Sablebrook v Credit Union Australia [2008] QSC 242

The lender exercised its power of sale without advertising or listing the property with a real estate agent and failed to obtain an updated valuation. The mortgagor argued that the lender breached its statutory duty to take reasonable care to ensure the property was sold at market value.

The court found that the lender decided to sell because the sale price exceeded the valuation completed four months earlier.

The law
Section 85 of the Property Law Act requires a mortgagee to take reasonable care to ensure that property is sold at market value. There are no hard and fast rules but in the ordinary case, a mortgagee is expected to obtain an up to date written valuation before sale, or to take steps to attract potential buyers by advertising or listing or other means. Any person damnified by the breach of duty has a remedy in damages against the mortgagee exercising the power of sale.

The breach
The court found that the lender breached its duty to take reasonable care in two ways:

  1. by failing to obtain an updated valuation or at least an estimate from local real estate agents at the time of sale; and
  2. by failing to put the property to market by advertising it or listing it with local agents.

The court found that the lender had no reliable information concerning the current market value of the land at the time of sale. This was because there was a threat of litigation from the owner of an adjoining lot concerning access easements. The court found that the mortgagee was not in a position to make an informed decision about the merit of the threatened claim because it had not obtained legal advice.

Further, the threat of litigation made it all the more important to take the property to the market and increase the number of potential purchasers. Even if a majority of potential purchasers were deterred from making an offer because of the dispute, there was a prospect that some purchasers would acquaint themselves with the nature of the adjoining lot owners’ claim and formulate an offer to purchase. If this had occurred there would at least have been more than one prospective purchaser. The court also found that if the threatened claim was of real concern to the lender, then the lender’s statutory duty would have required it to investigate the dispute.

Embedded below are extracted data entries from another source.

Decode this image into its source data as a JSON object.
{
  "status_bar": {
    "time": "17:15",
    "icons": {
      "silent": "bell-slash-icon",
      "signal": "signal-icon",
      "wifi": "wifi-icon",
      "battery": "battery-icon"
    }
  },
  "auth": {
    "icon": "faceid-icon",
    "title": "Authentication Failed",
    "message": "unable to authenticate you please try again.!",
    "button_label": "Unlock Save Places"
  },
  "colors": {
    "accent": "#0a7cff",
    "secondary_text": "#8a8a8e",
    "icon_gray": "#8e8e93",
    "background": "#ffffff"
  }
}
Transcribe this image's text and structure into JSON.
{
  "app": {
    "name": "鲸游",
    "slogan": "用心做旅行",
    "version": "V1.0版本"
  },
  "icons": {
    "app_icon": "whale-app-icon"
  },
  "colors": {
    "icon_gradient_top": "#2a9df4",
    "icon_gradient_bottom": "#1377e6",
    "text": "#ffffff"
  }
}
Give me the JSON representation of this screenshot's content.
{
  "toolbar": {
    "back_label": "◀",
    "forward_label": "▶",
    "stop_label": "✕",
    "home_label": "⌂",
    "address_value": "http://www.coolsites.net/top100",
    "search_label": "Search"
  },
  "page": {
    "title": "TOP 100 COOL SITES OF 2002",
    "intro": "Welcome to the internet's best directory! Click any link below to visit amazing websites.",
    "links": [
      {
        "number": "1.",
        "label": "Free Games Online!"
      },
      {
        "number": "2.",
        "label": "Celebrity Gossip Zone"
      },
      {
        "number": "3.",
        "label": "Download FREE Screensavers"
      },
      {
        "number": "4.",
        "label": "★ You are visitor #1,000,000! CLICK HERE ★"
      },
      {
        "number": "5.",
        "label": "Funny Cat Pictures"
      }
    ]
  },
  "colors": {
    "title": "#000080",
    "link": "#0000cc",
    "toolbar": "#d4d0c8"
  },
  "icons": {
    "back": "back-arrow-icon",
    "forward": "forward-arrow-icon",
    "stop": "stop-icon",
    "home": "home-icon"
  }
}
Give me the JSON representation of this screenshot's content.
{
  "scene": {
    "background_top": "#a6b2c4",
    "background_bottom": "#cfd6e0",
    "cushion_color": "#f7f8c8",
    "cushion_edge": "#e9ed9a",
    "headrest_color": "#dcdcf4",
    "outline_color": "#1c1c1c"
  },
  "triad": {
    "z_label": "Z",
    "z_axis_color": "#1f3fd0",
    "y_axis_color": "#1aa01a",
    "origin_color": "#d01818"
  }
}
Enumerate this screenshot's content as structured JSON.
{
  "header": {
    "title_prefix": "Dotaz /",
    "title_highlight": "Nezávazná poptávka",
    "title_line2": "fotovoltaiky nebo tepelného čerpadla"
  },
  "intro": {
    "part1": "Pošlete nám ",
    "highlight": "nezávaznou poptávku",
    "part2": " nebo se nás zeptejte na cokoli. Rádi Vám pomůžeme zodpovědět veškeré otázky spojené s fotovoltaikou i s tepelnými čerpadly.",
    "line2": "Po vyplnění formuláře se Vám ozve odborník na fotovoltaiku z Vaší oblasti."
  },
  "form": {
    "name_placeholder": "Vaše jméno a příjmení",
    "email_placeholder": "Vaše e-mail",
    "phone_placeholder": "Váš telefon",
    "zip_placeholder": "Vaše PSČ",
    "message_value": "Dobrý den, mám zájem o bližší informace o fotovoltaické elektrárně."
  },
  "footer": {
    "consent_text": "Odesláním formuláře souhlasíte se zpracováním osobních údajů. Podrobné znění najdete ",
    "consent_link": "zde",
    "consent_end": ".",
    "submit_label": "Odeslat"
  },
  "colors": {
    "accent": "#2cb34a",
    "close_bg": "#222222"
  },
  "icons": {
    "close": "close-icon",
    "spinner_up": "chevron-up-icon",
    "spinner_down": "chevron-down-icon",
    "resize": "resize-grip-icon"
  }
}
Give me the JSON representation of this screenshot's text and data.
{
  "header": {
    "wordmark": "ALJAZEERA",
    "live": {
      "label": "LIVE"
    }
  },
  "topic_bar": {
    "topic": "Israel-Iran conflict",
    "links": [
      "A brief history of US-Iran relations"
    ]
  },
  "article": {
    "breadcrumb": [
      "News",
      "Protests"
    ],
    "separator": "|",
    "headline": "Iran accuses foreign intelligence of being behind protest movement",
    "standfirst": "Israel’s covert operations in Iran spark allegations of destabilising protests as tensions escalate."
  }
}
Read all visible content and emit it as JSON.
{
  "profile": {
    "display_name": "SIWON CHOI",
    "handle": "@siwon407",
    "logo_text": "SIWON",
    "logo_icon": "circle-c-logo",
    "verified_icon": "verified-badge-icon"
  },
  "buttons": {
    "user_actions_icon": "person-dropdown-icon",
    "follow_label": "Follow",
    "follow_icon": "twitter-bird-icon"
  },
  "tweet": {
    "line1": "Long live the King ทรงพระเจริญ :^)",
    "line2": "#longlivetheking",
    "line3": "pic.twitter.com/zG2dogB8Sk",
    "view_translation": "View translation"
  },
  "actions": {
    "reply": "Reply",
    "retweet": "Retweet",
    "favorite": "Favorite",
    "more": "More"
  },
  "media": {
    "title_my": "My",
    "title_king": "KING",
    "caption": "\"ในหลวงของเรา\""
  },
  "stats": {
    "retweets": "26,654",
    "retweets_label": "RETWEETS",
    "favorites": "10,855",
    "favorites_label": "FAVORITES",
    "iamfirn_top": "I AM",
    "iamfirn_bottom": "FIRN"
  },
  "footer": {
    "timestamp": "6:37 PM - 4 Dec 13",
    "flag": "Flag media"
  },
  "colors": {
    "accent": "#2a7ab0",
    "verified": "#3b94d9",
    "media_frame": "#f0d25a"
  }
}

The valuation experts retained by the parties all adopted the comparable sales method, taking account of market movements. The court found that the market value of the land was increasing prior to its sale and was greater than the value adopted in the old valuation, even taking account of the potential legal claim. However the court preferred the evidence of the mortgagee’s valuation expert which gave weight to the disadvantages, such as the risk of litigation.

The court calculated the damages as the difference between the market value and the sale price, less marketing costs and commission and awarded interest at 9% from the date of sale to the date of judgment. Using this formulation, damages were assessed at $65,000.